Susanna Black, in this mediation on the book of Ruth, notes the same social welfare and mandated economic inefficiencies in the Old Testament Law that I’ve noticed myself. This would be one of the reasons I don’t see strict laissez-faire economics as the self-evidently “Biblical” economic system.
Ruth, the Moabitess, the foreigner, supporting herself and her mother-in-law after the death of all the men in their family by gleaning: picking up the sheaves of wheat left behind by harvesters in someone else’s field.
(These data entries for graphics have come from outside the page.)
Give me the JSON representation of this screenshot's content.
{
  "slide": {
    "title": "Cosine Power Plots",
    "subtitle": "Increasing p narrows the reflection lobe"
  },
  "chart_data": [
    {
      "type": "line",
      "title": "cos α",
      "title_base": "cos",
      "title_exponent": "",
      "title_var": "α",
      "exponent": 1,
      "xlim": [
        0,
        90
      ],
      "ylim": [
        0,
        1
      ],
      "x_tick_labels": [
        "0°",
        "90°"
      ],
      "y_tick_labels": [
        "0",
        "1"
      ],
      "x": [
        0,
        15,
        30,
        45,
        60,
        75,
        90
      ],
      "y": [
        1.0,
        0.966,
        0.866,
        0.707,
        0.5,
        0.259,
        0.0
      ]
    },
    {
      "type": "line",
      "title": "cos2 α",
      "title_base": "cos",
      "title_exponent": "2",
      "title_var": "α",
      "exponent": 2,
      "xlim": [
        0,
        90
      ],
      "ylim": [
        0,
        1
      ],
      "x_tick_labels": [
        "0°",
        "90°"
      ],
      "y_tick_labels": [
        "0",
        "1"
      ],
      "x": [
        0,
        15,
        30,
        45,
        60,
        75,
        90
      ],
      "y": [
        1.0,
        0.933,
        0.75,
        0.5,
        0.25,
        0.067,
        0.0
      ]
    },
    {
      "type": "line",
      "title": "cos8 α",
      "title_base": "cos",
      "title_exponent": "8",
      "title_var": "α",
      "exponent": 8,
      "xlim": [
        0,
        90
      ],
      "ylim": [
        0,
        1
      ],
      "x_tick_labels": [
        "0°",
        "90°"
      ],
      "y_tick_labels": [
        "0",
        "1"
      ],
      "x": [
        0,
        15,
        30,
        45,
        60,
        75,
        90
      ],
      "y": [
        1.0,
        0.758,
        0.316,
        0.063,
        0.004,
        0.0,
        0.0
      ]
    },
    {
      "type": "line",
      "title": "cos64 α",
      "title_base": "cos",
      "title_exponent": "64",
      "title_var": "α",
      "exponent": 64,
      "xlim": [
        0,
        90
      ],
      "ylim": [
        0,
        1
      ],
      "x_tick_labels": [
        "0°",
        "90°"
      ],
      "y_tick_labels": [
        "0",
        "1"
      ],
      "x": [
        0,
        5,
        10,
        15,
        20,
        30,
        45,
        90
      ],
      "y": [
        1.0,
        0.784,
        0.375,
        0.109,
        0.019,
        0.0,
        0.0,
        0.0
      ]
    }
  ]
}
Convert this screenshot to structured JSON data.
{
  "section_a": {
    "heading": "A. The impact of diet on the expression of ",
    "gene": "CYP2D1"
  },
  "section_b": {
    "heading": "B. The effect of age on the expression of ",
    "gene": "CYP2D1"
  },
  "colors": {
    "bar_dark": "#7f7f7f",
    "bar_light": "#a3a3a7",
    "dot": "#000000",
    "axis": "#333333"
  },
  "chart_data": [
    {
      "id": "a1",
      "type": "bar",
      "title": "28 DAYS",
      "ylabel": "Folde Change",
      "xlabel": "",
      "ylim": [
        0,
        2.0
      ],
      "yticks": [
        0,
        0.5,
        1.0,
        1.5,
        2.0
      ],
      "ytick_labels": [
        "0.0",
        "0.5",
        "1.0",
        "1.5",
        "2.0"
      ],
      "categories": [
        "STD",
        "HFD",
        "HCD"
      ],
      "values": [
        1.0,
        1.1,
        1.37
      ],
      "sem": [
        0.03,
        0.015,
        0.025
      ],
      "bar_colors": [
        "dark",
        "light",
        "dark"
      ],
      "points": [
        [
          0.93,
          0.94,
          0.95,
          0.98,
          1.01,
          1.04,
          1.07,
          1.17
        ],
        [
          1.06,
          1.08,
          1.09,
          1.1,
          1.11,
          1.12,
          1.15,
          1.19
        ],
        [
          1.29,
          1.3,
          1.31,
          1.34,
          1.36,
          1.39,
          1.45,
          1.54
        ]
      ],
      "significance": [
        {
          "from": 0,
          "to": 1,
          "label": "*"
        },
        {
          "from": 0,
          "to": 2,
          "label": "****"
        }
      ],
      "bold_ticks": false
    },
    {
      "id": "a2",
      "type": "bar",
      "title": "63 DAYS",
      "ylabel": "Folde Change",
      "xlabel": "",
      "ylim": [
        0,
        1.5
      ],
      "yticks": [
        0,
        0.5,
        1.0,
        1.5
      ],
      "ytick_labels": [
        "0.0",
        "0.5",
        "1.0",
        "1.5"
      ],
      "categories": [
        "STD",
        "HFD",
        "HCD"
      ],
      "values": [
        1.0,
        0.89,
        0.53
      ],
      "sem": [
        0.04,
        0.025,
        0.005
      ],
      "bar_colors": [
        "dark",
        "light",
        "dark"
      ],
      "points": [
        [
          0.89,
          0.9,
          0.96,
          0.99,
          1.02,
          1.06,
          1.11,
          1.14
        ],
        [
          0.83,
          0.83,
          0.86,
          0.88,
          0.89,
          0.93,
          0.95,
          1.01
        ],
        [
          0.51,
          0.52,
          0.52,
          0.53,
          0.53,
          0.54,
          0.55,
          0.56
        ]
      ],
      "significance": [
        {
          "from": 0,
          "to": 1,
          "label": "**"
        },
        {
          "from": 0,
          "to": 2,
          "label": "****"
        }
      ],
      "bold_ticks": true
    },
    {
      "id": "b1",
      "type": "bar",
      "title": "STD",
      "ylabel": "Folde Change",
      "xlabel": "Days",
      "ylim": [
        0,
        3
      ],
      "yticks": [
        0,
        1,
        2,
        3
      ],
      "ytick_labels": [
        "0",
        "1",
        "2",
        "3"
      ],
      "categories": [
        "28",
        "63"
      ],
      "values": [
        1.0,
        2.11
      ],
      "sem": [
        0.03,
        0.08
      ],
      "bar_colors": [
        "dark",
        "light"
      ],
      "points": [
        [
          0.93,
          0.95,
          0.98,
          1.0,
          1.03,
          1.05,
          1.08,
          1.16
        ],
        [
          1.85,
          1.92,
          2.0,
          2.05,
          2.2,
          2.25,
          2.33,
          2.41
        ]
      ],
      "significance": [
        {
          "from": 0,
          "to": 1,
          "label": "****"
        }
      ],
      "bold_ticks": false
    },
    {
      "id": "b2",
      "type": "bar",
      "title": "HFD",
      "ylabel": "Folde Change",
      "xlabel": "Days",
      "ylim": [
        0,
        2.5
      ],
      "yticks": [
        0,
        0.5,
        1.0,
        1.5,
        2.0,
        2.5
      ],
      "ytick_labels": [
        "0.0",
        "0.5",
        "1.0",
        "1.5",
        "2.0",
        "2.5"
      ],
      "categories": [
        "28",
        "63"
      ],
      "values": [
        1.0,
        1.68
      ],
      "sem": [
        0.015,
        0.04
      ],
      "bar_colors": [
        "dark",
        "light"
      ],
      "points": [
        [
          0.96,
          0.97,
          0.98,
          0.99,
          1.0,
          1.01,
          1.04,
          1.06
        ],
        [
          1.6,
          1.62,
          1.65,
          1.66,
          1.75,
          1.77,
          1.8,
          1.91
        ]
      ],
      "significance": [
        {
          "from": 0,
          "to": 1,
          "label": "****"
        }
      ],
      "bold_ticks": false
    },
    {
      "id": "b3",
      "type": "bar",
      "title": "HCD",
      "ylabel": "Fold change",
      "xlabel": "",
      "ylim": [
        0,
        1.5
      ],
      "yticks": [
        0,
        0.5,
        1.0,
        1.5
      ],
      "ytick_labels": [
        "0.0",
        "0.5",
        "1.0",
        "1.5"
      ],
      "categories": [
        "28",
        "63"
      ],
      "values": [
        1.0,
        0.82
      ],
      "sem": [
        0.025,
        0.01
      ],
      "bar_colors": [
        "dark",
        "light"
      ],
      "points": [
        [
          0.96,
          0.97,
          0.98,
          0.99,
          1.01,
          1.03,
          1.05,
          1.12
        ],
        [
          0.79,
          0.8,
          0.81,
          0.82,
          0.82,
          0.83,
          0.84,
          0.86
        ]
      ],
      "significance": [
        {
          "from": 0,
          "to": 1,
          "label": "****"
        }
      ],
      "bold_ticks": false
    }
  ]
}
This was put into place under God’s law as one of three levels of provision for social welfare in Israel (the other two, per my brilliant friend Kristen Filipic, are tithing, where a tenth of everybody’s income ends up in a central fund used for, among other purposes, welfare payments to those who really can’t support themselves; and jubilee, where every fifty years everyone’s debts are cancelled, along with any land sales that have alienated a family’s home farm.)
Gleaning is cool as follows: basically, God tells farmers to build in deliberate inefficiencies to their operation in order to allow others to make a living. You’re not supposed to reap to the edges of the field, and you’re not supposed to pick up the grain that you might accidentally drop in the process of harvesting, so that there’ll be plenty of leftovers for the gleaners. It’s almost like a portion of all privately owned land is actually commons, but commons that exist in the same physical space as the private property.